Com a transição para a sociedade pós-industrial abrem-se novas perspectivas de valorização do trabalho humano
para além da obrigação estrita à sobrevivência. A crescente
postergação do ingresso dos jovens no mercado de trabalho e a maior
redução no tempo do trabalho dos adultos, em combinação com a ênfase no
ciclo educacional ao longo da vida, representam possibilidades
inéditas para o mundo do trabalho, especialmente com a expectativa de
vida mais longa.
Para além da tradicional divisão laboral que demarcou o século XX,
por meio da setorização do trabalho urbano-industrial e agropecuário, há
avanços significativos nas atividades humanas centradas na concepção e
execução do processo de produção. Mas isso não se manifesta sem a
plena subsunção do trabalho não material, com a evolução da
intelectualização nos procedimentos de trabalho nos setores industriais
e de serviços, bem como pelo consumismo imposto pelo padrão de
produção insustentável ambientalmente.
De certa forma, prevalece um conjunto de intensas disputas
empresariais associadas à apropriação do conhecimento e da tecnologia, o
que contribui para a constituição de um novo paradigma organizacional
do trabalho, muito distinto do que prevaleceu durante o auge da
economia industrial no século passado. Mesmo que o padrão
fordista-taylorista de organização do trabalho urbano-industrial venha
sendo reprogramado, com as modificações introduzidas por uma série de
novidades processuais no âmbito da produção flexível (toytismo, just in
time), permanecem ainda os sinais de sua incapacidade plena no
atendimento das determinações laborais impostas por diferenciados e
inovadores espaços da acumulação capitalista.

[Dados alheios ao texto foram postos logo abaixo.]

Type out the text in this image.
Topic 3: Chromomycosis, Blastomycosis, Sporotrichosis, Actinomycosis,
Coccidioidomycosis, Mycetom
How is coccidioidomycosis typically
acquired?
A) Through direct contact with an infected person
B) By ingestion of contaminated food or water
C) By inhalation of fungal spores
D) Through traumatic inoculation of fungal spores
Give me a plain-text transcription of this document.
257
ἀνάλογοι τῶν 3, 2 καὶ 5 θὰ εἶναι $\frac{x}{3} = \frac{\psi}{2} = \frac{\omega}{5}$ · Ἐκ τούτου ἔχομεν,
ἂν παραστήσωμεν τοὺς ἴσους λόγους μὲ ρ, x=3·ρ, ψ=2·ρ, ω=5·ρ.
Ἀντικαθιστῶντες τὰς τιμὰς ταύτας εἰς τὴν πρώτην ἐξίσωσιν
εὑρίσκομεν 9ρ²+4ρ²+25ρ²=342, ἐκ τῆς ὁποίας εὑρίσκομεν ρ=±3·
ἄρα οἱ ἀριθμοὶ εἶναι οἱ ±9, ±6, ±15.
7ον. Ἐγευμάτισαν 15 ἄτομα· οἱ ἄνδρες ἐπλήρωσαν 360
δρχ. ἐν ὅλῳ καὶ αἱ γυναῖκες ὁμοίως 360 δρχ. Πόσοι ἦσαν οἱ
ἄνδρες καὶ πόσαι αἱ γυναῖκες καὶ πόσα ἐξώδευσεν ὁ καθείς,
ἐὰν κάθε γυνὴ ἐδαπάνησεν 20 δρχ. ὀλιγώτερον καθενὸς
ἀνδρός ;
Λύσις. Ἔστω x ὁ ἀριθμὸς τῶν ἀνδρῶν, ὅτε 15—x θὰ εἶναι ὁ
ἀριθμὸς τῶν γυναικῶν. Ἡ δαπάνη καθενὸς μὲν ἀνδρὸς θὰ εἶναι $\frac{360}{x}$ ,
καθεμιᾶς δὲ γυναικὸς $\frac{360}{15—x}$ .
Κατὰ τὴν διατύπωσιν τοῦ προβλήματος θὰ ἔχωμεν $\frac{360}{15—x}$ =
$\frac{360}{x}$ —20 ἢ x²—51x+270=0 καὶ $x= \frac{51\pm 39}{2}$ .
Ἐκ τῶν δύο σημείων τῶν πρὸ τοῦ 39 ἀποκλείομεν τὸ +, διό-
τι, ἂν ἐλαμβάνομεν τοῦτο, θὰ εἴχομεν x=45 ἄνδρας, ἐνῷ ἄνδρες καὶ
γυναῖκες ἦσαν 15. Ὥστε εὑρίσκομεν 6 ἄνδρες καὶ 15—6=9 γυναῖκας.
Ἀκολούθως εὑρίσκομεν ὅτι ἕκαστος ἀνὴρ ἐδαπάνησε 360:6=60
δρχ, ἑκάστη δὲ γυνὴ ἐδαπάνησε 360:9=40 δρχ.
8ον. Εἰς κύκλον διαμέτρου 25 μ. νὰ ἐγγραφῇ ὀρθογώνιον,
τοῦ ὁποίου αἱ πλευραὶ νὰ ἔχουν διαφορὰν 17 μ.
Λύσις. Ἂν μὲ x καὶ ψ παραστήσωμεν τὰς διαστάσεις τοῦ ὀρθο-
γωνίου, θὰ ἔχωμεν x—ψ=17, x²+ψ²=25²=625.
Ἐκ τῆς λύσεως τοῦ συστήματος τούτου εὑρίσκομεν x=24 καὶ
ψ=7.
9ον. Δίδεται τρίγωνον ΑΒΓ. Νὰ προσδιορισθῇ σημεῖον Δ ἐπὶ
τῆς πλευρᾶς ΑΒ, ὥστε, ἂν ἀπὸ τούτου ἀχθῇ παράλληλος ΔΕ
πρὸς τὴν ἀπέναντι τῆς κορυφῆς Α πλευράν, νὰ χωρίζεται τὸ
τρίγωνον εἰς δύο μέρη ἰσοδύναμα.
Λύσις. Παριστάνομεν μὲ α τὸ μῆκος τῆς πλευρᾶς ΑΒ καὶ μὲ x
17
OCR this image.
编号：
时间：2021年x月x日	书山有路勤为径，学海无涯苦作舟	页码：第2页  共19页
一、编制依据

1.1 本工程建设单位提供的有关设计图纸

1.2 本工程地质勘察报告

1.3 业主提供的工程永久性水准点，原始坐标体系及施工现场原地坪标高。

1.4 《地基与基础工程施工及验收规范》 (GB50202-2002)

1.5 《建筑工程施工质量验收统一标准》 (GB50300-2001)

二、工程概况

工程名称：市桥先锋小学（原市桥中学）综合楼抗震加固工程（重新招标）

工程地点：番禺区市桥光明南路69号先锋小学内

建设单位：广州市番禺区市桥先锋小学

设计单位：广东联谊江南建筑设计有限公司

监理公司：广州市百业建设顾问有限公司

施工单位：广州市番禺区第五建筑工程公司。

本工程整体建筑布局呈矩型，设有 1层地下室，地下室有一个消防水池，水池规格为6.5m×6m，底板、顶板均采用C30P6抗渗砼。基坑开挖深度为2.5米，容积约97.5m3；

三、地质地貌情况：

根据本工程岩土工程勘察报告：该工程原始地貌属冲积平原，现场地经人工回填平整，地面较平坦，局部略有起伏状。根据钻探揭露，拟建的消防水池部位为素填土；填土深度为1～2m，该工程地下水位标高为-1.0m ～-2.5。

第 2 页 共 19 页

A predominância das atividades de serviços no interior da estrutura
produtiva faz do exercício do trabalho imaterial objeto distinto do
material vigente na produção urbano-industrial. Pelo lado da
produtividade, registra-se a sua ascensão, embora de difícil mensuração
pelos tradicionais cálculos que relacionam avanços na produção física
com hora efetivamente trabalhada ou quantidade de trabalhadores. Por ser
cada vez mais direto, relacional, e informacional, bem como pela
demarcação de relações de tipo produtor e consumidor, o trabalho de
natureza imaterial expande-se pelo autosserviço e terceirização.
Nesta perspectiva, a economia do conhecimento faz com que o trabalho
desmaterializado deixe de ser mensurável em unidades de tempo,
conforme identificado desde a época de Adam Smith como um valor comum a
todas as mercadorias. Cada vez mais, o trabalho imaterial gerador de
valor pressupõe a presença de componentes comportamentais. Não mais o
tempo de trabalho comprometido, mas a motivação incorporadora do saber
vivo a ser estabelecido por método distinto do ensino e formação laboral
tradicionais.
Em síntese, o saber que não se compõe de conhecimentos específicos e
fragmentados a serem ensinados por formação especializada e formalizada
por escolas técnicas, faculdades e cursos setoriais. Com a
informatização, o aprendizado setorializado e formalizado impede o
desenvolvimento do conhecimento totalizante, ou seja, o saber da
experiência, da coordenação, da comunicação, da auto-organização, do
discernimento e das iniciativas criativas. Esse saber a ser incorporado
no trabalho imaterial não torna possível a sua aprendizagem pelo modo
tradicional de educar e formar mão de obra.
Talvez por isso, as grandes corporações empresariais aprofundem as
chamadas universidades corporativas (UC) com formação dos seus
empregados ao longo do tempo. Nos EUA, por exemplo, as UCs ultrapassaram
em quantidade as universidades tradicionais, enquanto no Brasil, as
400 maiores empresas já comprometem com formação para o trabalho o
equivalente a um quarto de todos os recursos comprometidos na educação.
A repetição de políticas públicas adotadas no passado compromete a
formação adequada para o trabalho imaterial, tornando o patronato da
grande empresa protagonista na difusão de uma educação favorável
estritamente aos objetivos privatistas. É necessário outro sistema de
formação pública, que resgate a totalidade dos valores do trabalho dos
antiquados métodos fragmentados e especializados no ensino e
aprendizagem formalmente setorializados.